Thursday, February 1, 2007

Homeland Security and the Business of Immigration

Author and radio host Deepa Fernandes joins us to talk about her new book, “Targeted: Homeland Security and the Business of Immigration.” Fernandes documents the hidden human struggles behind the immigration debate and exposes how big business has been a driving force in setting immigration policy.

DEEPA FERNANDES: Well, it's very interesting, actually, that the President is talking about a guest worker program. And, of course, we only ever hear a sound bite about a guest worker program, which the right is very quick to call an amnesty program and immigrant rights advocates are very quick to say it’s the furthest thing from it. Well, what I found in New Orleans is what I believe is kind of a petri dish, a testing ground for what this guest worker program will look like. And from all the immigration research and being in prisons, going to Haiti, seeing the frontlines of what immigrants are going through under US immigration policy, my last few trips to New Orleans have been truly shocking to see how the H-2B visa program, which is a low-skilled work program, how that is actually being implemented. And that is what Bush means when he says a guest worker program.

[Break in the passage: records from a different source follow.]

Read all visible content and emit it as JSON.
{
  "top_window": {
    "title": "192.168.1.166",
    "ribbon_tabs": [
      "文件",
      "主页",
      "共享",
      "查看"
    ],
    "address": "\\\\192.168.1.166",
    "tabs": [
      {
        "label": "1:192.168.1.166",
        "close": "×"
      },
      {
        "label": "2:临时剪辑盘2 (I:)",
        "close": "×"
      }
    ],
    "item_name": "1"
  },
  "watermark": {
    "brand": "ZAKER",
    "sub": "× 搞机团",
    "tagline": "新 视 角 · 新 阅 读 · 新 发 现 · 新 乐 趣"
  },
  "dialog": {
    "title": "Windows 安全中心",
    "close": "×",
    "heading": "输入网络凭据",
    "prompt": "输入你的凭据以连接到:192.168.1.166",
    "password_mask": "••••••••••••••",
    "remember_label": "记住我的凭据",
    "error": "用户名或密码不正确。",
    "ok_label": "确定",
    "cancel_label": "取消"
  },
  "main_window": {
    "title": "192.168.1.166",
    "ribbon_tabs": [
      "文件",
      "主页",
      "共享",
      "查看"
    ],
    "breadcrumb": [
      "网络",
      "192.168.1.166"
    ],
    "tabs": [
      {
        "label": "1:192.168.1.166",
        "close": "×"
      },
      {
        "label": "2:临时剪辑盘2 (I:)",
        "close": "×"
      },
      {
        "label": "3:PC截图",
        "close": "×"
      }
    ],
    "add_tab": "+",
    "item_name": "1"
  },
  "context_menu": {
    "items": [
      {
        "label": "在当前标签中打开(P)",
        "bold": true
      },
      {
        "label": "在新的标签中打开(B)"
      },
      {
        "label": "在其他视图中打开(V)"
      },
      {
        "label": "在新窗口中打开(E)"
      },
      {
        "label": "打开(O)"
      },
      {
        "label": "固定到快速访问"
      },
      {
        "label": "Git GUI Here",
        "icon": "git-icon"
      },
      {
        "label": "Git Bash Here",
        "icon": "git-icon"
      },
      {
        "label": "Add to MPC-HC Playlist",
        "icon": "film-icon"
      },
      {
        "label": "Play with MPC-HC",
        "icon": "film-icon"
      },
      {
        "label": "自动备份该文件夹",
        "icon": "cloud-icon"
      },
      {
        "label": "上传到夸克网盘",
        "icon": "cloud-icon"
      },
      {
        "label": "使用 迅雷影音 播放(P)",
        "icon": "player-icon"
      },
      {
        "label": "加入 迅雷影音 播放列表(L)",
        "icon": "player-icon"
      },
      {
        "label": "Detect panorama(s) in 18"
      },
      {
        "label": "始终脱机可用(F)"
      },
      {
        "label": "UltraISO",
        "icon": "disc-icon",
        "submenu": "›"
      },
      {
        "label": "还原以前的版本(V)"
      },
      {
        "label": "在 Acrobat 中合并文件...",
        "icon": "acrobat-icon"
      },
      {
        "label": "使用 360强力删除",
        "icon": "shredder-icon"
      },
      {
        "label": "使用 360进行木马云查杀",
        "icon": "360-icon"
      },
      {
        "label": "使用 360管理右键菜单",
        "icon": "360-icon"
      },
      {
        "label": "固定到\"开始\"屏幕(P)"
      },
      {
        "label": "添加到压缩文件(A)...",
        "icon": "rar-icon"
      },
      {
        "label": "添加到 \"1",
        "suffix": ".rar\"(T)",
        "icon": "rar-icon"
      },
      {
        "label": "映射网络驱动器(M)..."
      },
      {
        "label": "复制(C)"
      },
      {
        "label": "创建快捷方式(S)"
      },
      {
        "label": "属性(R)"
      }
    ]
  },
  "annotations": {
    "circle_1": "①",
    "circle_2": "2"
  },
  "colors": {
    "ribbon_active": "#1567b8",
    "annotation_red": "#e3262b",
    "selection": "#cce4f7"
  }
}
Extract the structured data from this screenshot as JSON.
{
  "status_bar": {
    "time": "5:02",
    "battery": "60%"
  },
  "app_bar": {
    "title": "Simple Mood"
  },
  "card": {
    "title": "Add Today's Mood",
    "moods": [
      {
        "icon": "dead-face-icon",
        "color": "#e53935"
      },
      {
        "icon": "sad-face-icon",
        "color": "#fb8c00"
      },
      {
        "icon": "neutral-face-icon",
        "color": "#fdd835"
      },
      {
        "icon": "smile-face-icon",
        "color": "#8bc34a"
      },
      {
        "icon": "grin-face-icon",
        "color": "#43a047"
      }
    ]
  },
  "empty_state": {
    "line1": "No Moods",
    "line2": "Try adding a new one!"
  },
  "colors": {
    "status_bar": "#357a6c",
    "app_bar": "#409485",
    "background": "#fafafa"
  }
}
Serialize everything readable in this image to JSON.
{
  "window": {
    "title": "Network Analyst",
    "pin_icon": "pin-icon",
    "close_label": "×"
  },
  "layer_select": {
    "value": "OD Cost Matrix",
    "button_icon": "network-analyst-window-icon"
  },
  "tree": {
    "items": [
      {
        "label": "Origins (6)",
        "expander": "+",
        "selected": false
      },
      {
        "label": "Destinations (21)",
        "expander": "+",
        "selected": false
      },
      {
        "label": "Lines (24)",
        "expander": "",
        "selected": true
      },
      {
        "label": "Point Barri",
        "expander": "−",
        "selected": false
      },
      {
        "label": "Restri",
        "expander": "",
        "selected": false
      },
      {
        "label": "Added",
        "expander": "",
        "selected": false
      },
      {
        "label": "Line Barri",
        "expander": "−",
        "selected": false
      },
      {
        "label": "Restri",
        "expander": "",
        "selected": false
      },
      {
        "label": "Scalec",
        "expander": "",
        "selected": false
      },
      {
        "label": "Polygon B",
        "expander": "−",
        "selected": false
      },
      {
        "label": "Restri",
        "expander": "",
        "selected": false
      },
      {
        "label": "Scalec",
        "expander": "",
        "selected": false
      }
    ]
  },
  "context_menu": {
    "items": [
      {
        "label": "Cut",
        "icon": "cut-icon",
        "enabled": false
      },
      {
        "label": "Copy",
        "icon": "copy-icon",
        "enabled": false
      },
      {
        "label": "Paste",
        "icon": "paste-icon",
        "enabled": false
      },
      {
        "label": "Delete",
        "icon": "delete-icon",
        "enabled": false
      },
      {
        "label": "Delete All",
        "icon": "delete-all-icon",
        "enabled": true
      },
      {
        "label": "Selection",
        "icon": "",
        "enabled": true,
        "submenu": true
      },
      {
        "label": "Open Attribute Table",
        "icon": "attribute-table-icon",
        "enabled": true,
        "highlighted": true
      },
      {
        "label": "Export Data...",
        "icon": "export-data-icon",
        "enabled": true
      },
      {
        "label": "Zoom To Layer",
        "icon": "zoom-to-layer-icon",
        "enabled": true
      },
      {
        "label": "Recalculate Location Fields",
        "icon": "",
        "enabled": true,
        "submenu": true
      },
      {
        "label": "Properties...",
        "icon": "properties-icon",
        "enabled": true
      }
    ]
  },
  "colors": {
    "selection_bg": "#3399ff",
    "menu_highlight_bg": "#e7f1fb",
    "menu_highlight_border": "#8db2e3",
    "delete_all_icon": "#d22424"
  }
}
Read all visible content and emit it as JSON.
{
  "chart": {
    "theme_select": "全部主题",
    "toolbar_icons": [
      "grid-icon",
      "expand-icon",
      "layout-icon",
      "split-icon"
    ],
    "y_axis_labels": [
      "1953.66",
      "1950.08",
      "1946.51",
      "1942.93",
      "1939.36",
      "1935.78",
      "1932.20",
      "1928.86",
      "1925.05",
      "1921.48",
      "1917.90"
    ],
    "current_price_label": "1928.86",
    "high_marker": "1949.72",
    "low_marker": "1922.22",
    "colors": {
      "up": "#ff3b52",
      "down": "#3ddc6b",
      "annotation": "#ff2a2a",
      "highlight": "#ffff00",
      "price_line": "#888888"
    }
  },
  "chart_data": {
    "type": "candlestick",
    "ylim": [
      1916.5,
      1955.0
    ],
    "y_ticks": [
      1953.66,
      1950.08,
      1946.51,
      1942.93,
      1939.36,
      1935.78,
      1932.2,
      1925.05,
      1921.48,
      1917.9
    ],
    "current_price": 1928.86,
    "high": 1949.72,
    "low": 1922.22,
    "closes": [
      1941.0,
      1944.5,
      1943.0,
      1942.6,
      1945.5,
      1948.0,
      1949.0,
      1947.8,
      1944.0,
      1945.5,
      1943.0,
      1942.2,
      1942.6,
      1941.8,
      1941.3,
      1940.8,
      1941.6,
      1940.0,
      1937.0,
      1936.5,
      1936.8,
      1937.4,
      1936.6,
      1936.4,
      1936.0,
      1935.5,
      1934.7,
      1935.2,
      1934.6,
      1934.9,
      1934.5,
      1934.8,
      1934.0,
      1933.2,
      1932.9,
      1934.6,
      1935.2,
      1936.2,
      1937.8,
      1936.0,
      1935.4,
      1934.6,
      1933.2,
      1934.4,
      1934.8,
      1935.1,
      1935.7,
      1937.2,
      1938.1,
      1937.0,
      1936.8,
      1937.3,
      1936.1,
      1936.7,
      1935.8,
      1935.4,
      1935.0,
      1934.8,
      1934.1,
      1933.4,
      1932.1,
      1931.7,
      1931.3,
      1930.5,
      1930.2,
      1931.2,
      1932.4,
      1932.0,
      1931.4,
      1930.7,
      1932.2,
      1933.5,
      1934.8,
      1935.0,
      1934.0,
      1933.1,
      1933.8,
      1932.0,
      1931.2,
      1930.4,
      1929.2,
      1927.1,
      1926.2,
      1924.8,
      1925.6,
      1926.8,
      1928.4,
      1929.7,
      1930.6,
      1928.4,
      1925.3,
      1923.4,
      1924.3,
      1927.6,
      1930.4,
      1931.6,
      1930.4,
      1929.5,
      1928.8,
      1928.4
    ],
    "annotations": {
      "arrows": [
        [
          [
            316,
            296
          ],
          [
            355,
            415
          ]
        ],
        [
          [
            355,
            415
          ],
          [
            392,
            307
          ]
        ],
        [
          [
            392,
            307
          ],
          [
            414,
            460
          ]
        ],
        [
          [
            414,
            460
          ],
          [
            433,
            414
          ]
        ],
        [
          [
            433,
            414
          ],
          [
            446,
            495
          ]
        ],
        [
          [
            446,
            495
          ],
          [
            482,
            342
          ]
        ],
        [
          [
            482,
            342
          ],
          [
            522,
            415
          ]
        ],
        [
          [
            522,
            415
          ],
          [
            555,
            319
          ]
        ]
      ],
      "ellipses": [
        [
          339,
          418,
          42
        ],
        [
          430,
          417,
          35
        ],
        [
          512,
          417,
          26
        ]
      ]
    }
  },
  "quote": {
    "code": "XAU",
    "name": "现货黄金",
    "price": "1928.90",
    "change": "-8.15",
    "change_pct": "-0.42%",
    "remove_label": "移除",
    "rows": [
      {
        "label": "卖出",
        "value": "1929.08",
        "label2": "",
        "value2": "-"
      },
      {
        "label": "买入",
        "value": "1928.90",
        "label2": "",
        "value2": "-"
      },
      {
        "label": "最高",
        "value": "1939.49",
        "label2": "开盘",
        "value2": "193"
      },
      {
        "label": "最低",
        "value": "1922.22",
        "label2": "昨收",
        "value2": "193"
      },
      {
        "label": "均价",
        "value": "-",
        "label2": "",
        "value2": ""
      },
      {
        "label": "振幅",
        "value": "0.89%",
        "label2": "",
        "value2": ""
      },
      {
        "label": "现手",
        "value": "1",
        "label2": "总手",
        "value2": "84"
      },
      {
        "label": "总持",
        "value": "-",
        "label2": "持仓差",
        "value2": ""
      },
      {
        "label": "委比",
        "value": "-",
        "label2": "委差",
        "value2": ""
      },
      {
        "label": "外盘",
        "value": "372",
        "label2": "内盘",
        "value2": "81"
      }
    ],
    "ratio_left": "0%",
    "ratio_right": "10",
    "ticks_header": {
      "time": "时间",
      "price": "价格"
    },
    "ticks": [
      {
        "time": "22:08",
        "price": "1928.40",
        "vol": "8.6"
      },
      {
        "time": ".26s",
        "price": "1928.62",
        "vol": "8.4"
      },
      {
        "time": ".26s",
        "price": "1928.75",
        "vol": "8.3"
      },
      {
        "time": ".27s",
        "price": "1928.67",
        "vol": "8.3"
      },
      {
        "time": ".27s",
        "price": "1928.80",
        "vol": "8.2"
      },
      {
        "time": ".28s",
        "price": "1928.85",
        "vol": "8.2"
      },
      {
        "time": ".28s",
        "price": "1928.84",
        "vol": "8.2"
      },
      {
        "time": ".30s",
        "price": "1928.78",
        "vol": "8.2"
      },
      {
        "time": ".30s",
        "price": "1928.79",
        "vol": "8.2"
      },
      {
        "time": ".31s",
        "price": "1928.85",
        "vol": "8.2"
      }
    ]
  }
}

And let me just give you a really quick example of some of the folks who are living through this. So, Post-Katrina, the city's flooded, it needs to be rebuilt. Residents are dispersed en masse. The majority can’t return -- African American residents. They are stuck in trailer parks. They’re stuck all around the country. And there are many, many obstacles -- namely housing and employment -- to them coming back to the city. Very quickly, corporations begin to apply to the Department of Labor, which is the process that you do, to bring in foreign workers. Now, in countries like Peru and Bolivia and the Dominican Republic and some Asian countries, there's mass advertising happening: “Come and rebuild New Orleans. Come and help the devastated city. And we're looking for carpenters and mechanics and painters.” And so, so you have professionals in these countries who -- they’re poor countries. You can’t earn that much money. They apply for a visa. They have to go through a recruiting firm. That’s the way that you get this. They pay anything from $3,000 to $10,000, $15,000 just to be able to come to the United States to work.